I want to minify based on whether I'm pushing to QA or PROD:

gulp.task("push-dev", ["js"], function() {})

gulp.task("push-prod", ["js --min"], function() {})

But I get the error:

[11:51:32] Task 'js --min' is not in your gulpfile

Is what I'm trying possible? I'm trying to avoid having to create a whole new task just to handle minification in different environments.

Answer 1

Define your function separately from your task instead of directly in your gulp.task.

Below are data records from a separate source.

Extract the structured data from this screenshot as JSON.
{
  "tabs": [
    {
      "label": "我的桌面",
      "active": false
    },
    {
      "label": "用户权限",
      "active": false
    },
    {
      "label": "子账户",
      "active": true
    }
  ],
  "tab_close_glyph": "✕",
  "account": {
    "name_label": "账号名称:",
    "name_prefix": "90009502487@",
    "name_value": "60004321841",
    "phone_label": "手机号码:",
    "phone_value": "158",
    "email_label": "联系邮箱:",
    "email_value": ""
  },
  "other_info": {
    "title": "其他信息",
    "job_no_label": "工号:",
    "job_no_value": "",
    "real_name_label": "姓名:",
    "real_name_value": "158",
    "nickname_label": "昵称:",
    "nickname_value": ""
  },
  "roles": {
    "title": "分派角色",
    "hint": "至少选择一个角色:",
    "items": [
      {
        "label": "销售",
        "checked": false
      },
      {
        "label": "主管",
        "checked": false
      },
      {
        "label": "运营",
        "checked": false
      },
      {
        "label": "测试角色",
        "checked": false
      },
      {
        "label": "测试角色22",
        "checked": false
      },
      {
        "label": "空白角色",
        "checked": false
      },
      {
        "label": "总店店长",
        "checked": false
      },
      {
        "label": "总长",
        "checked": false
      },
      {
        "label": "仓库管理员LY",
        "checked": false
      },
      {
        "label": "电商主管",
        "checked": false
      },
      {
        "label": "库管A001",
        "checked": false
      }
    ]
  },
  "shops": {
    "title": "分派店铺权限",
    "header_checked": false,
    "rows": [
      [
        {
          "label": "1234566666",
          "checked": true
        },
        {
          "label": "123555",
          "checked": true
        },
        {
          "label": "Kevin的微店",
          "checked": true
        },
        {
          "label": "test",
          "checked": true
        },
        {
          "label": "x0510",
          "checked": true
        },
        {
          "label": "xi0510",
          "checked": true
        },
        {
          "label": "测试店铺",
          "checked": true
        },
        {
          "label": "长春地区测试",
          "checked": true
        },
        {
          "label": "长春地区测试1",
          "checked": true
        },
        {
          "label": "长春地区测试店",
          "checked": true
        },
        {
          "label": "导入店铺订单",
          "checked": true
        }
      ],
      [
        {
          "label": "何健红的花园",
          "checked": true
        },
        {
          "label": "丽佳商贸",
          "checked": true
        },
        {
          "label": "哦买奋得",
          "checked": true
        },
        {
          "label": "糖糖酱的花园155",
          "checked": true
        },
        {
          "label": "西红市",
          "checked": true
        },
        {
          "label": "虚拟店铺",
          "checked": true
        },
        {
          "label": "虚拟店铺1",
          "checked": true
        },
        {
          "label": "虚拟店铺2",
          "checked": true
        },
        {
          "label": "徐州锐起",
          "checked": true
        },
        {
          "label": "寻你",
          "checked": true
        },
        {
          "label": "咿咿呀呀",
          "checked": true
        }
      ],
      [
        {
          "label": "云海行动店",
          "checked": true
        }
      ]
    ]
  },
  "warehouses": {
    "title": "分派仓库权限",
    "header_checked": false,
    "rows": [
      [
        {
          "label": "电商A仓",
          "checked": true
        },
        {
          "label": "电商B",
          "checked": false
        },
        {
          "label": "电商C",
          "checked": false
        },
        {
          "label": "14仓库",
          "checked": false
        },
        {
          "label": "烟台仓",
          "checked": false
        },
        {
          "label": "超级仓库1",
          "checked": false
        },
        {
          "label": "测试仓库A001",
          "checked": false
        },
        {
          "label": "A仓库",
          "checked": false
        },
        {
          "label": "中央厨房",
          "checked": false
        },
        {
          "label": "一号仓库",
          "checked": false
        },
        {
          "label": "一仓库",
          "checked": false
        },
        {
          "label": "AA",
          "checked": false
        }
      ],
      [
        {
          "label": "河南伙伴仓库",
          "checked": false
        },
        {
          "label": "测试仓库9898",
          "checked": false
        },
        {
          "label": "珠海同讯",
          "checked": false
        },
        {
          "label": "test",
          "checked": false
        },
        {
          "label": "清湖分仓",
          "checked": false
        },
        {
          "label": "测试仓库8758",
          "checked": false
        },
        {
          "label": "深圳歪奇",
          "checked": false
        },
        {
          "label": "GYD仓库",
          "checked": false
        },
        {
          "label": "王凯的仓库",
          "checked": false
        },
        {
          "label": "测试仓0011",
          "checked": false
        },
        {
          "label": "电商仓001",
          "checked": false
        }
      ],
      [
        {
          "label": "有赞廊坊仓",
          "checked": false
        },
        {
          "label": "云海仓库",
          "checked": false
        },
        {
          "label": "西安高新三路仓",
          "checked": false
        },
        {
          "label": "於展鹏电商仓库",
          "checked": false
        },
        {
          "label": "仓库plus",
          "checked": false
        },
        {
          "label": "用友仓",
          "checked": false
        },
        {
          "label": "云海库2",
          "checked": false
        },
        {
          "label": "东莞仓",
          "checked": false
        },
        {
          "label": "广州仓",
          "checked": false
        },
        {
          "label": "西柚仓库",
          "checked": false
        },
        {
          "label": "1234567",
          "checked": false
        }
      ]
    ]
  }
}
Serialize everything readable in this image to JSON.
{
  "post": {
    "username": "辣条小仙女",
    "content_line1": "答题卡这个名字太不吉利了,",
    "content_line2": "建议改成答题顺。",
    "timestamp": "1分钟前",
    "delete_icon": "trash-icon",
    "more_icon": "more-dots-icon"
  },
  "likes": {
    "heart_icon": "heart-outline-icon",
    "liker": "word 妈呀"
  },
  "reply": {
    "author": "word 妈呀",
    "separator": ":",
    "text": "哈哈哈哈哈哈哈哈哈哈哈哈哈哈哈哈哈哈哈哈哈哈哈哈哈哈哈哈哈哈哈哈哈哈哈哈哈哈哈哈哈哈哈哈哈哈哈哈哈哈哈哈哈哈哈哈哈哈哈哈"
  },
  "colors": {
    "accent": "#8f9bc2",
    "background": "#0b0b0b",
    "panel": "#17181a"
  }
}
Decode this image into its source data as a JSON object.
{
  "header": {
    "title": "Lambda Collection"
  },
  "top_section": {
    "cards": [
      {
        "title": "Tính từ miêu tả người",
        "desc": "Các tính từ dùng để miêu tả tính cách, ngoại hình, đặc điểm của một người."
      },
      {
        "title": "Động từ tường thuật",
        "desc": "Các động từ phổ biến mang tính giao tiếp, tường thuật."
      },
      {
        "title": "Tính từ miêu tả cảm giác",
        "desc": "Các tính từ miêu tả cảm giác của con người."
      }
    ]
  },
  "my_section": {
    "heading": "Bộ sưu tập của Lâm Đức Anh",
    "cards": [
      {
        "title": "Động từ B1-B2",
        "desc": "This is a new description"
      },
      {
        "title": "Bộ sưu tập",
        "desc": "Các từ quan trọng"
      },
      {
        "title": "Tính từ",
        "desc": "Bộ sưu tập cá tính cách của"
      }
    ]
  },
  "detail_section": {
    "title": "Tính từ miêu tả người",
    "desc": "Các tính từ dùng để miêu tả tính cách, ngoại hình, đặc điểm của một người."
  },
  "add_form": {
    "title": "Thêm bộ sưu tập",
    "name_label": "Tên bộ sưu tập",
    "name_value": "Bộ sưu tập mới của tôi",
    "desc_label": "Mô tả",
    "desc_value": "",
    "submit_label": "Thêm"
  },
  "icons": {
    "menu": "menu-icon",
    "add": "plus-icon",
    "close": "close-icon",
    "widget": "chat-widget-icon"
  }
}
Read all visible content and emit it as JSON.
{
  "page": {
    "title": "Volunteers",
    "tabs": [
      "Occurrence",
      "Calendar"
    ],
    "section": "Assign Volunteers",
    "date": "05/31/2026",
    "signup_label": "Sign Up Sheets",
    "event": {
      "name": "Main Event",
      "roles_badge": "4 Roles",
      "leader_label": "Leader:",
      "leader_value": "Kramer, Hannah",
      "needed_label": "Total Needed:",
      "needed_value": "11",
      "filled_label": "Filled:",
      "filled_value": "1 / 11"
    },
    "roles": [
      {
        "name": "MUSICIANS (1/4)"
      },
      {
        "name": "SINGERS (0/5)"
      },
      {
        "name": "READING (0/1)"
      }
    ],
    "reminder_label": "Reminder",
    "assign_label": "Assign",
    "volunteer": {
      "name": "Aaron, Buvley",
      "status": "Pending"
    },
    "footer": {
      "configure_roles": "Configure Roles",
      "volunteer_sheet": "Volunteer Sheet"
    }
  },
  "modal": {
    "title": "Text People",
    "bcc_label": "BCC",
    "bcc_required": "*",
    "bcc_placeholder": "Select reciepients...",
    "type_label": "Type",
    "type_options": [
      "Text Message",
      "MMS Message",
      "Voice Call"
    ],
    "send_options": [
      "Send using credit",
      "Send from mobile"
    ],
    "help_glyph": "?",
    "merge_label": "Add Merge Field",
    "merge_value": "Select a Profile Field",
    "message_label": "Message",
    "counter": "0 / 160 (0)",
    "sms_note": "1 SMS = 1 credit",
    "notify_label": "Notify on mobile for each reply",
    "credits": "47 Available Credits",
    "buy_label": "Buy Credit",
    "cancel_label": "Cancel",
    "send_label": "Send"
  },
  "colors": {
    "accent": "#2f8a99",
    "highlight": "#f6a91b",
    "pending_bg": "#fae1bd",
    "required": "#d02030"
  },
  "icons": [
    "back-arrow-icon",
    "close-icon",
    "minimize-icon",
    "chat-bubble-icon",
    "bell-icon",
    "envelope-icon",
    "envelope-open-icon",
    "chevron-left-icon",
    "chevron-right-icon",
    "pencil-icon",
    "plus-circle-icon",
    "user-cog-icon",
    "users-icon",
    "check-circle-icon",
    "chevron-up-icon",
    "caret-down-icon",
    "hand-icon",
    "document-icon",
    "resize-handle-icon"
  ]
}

let jsFunc = (doMininfy) => {
  let stream = gulp
    .src("./src/**/*.js", { base: "./src/" })
    .pipe($.plumber())
    .pipe($.changed("temp"))
    .pipe(babel());

  // assuming you meant the parameter to go here?
  if (doMininfy) stream = stream.pipe($.uglify());

  // Update paths
  stream
    .pipe(
        $.preprocess({
            context: {
                PATH: save.dest,
                COMMIT: pkg.version
            }
        })
    )
    .pipe(gulp.dest("temp"));

  return stream;
});

gulp.task("js", () => jsFunc());
gulp.task("js-min", () => jsFunc(true));
gulp.task("push-dev", ["js"], function() {});
gulp.task("push-prod", ["js-min"], function() {});